Writers get used to rejections. We get so used to them, we start to expect them. At least I do.
I’ve been pitching novels since 2000 and freelance nonfiction articles much longer than that. I keep a tracking chart of every query I send out to agents and publishers on each piece. As the rejection letters, post cards and emails roll in, I enter each one on my chart. It’s a process of elimination thing — one down, 900 to go. These days most of the rejections — if you even get one — are in emails. There also are many nonrejection rejections, which I label as “presumed dead” on my tracking chart after getting no response for a few weeks.
When I see that subject line “re: Query …,” I know it’s another elimination to check off my chart.
Until one day last month. I was on deadline for a newspaper article, so when I saw the telltale subject line, I didn’t open it right away. No need to rush to read another form rejection when I had an article to finish — one that would actually be published and generate dinero.

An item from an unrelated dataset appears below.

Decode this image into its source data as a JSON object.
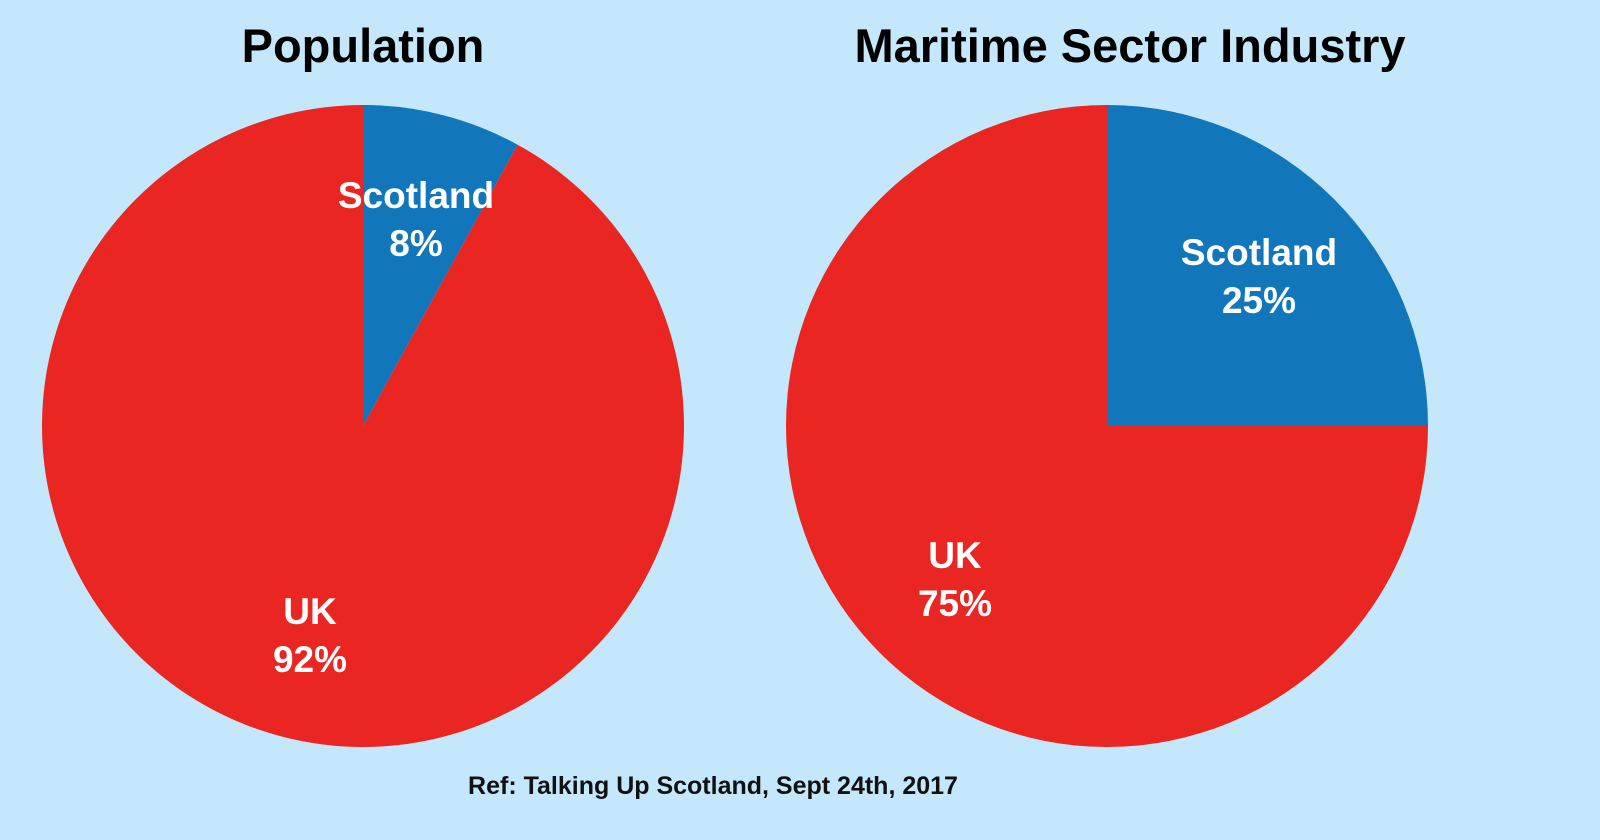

After I had made my deadline, I finally opened the email. The first sentence just did not compute: “I’ve read your manuscript and I’d love to offer you a publishing contract.” Details about the royalties, price of author’s copies and timing followed.
I read it several times to be sure. Then I put on my Reeboks, slung my water canteen over my shoulder and took a walk. While I walked, I called my sister to tell her the good news:
My novel, The Not-Ready-for-Juilliard Players, will be published in spring 2016 by Rocking Horse Publishing, a small press based in St. Louis. There’s a guide to the book and the characters under the Fiction section at right.
This is my 2010 National Novel Writing Month novel that I’ve mentioned in earlier posts. Since completing the first draft in December 2010, I’ve tweaked and revised and polished and proofed. I’ve had beta readers give suggestions and comments and sent queries to 67 agents and 12 publishers.
Far be it from me to promise success if you just keep at it and keep trying. Many writers, maybe most, never, ever get published no matter how hard they try. Maybe the book isn’t good or maybe it’s great, maybe publishers are afraid to take a chance on a book that may have a limited market. Maybe they want to avoid a hot-button topic (remember The Help, reportedly rejected by more than 60 agents?). Sometimes it’s just the luck of the draw, not querying the right agent or publisher at the right time.
In any case, I’m glad I stuck with it and kept sending out those queries.